お隣の奥さんはスゴイです。ほとんど本能的な行動でしたが、赤ちゃんの肩を引っ張って、文字通り『取り上げ』てくれたのです。
 「家にある一番強い糸で、臍の緒を縛って!赤ちゃんのお臍のそばとお母さんに近いところの2箇所!」電話の向こうで助産婦さんが指示します。おとうさんは糸を捜すのにも苦労しましたが、しっかりと2箇所結んでくれました。
 赤ちゃんというのは、生まれたときに産声を上げます。
それによって呼吸を開始するからです。
ところが、この子は泣きません。
「入院セットの中に滅菌ガーゼがあるから出して!」私も必死です。
お隣の奥さんは 滅菌ガーゼで赤ちゃんの口の中と鼻の穴をきれいにして、運ばれてきたお湯で顔や体を拭きながら赤ちゃんの背中をたたきます。
「ふんぎゃぁ〜」あまり力強くはありませんが、しっかりと泣き声をあげました。
みんなの顔に笑みが浮かびます。でも、安心は出来ません。赤ちゃんの体温はすぐに下がっていってしまうのです。お隣の奥さんは、赤ちゃんをバスタオルでくるむようにして、ずっとさすっていてくれました。赤ちゃんと私はまだ密着状態です。
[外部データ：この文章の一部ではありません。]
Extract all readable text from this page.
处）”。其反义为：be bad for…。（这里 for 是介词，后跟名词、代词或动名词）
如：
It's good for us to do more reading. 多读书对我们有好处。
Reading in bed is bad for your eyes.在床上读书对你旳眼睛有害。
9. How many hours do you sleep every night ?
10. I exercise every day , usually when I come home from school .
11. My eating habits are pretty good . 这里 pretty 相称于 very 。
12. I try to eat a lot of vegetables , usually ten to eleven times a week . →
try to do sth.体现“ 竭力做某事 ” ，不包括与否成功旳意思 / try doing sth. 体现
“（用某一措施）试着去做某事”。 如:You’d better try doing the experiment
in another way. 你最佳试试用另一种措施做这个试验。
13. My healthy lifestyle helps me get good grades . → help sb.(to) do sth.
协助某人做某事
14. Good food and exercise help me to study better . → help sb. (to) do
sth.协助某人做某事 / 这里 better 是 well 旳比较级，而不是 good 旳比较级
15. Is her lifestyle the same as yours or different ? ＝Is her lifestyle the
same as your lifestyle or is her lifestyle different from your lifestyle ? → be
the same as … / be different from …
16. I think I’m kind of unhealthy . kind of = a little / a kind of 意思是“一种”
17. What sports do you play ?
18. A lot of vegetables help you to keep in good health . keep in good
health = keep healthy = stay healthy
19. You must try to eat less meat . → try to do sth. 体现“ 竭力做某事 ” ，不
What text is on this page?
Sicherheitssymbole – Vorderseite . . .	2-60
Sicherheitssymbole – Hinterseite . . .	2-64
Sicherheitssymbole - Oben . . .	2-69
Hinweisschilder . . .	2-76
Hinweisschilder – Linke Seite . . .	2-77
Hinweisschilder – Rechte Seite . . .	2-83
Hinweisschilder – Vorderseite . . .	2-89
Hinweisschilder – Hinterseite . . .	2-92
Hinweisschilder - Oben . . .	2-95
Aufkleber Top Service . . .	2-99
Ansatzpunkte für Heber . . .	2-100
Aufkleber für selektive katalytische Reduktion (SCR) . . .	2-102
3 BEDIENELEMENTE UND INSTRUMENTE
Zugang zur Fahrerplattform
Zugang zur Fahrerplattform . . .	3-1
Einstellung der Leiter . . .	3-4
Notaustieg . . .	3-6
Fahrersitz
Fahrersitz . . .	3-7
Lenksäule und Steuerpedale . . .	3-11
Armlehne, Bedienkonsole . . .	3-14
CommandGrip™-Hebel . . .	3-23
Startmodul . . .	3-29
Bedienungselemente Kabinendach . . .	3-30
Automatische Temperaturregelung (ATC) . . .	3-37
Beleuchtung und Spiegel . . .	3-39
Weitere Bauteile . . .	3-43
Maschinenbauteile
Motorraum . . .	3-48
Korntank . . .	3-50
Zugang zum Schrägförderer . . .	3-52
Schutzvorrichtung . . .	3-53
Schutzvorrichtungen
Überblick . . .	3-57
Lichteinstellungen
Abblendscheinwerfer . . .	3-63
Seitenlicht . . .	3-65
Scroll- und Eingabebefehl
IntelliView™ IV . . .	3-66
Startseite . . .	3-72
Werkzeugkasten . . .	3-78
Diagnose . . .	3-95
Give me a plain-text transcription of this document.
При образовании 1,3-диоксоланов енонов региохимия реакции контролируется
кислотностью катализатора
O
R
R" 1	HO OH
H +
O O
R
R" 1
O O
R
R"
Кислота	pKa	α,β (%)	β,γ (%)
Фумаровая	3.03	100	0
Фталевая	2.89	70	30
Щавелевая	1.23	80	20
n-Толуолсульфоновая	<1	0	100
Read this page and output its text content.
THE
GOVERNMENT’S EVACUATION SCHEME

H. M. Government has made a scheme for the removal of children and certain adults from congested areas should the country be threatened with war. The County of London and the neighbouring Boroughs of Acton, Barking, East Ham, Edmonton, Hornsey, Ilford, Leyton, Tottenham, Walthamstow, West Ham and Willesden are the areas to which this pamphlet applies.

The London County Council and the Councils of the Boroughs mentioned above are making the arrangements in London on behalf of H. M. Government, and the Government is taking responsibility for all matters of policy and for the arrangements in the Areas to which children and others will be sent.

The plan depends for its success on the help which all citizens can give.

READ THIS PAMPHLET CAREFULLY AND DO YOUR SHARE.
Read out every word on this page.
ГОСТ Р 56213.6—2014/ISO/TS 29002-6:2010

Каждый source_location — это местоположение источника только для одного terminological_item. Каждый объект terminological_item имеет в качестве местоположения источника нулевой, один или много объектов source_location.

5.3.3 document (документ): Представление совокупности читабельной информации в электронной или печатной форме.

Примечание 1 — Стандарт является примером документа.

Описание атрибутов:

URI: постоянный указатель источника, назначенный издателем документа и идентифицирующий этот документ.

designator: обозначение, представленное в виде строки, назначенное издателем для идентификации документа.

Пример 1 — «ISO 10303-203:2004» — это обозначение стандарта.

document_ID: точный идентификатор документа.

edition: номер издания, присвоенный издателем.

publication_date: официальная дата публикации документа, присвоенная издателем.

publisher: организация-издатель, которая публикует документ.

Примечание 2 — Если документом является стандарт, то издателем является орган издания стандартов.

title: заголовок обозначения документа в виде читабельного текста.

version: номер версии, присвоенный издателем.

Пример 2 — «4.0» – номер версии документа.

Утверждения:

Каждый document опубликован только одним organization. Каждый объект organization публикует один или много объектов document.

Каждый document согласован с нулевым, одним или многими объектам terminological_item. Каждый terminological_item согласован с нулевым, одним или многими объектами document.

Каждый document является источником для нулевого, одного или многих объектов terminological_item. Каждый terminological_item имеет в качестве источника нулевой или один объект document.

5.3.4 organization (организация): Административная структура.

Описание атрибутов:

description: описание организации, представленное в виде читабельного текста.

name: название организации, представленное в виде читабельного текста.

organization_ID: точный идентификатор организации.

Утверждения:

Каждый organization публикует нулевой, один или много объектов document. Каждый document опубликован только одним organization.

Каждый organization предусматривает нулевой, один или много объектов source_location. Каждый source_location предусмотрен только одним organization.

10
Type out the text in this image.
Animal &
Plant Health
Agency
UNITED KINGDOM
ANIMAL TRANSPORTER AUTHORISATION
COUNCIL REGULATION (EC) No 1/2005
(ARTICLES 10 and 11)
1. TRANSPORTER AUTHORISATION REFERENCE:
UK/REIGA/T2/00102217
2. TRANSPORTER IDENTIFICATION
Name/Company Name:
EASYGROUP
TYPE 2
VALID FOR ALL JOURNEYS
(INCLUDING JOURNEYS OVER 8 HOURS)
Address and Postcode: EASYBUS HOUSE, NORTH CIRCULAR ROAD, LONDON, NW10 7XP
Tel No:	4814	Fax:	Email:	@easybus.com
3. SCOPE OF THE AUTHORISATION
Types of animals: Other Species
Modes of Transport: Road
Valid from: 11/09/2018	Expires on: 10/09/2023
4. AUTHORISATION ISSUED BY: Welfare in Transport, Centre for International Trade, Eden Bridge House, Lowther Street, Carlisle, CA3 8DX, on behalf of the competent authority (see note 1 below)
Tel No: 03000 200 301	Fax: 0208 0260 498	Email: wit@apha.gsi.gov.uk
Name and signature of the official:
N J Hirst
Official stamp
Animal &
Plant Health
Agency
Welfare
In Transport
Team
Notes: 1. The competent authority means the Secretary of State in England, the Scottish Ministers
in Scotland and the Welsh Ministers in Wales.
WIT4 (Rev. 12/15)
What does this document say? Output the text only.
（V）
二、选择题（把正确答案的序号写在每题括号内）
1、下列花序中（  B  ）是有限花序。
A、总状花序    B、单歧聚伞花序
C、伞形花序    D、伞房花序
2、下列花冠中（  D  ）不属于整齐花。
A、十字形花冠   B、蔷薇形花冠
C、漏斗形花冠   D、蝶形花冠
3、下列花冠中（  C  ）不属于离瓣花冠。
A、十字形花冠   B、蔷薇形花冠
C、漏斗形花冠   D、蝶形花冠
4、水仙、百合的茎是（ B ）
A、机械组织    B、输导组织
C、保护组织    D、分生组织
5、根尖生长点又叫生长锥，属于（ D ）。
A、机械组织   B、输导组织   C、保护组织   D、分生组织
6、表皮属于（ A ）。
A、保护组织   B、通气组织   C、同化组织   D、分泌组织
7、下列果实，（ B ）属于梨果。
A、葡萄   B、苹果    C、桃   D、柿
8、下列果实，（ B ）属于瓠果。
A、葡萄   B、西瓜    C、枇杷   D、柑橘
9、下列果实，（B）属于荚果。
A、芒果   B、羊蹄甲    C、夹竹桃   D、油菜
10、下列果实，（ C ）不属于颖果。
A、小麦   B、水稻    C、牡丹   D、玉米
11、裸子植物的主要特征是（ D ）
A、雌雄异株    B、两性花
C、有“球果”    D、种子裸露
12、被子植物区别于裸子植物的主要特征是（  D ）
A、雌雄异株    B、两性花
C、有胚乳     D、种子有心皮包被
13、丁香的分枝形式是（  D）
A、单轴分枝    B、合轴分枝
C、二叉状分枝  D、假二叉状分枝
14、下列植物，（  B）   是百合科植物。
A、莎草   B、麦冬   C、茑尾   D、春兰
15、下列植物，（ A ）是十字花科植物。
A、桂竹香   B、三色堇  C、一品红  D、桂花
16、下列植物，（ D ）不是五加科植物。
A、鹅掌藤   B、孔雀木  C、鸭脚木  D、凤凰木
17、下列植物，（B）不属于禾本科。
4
後から聞いた病院長の話ですが、「幸いにも胎盤が引っかかっていて出なかったため、出血が少なく、落ち着いた行動が出来たのではないか」
 救急隊の人が入ってきました。「あぁ、もう○○しちゃってますね。」なんといったかはわかりませんでしたが、かばんの中から『臍帯クリップ』を出して臍の緒の真ん中をとめると、どこかに電話しました。私が、「病院は所沢市内じゃないんですが」というと、「あぁ、大丈夫ですよ」と言い、バスタオル2枚と毛布2枚で赤ちゃんと私をくるみストレッチャーに乗せ救急車へ。
私の胸にうつぶせになっていた赤ちゃんは、時折り首を上げ親指を口に持っていくような仕草をしながら、救急車の窓からわずかに差し込む夜の街の灯りに反応しているようでした。
「なんて、かわいいの」
出産した安堵感を味わった瞬間です。
病院に着くと、玄関先にドクターと助産婦さんたち4人が整列して待っていてくれました。
救急隊の方、病院の方、皆さんに良くしていただいて感謝しています。
特にお隣のご家族がいなかったら、赤ちゃんの命は危なかったと思います。
日頃ご自分を気が小さいと言っている奥さんは、救急車が去った後、足がガクガクして立っていることも出来なかったと言っていました。本当にありがとうございます。
 余談ですが、カルテの右上に大きく 『墜落出産』と書かれていたことが ちょっとショックでした。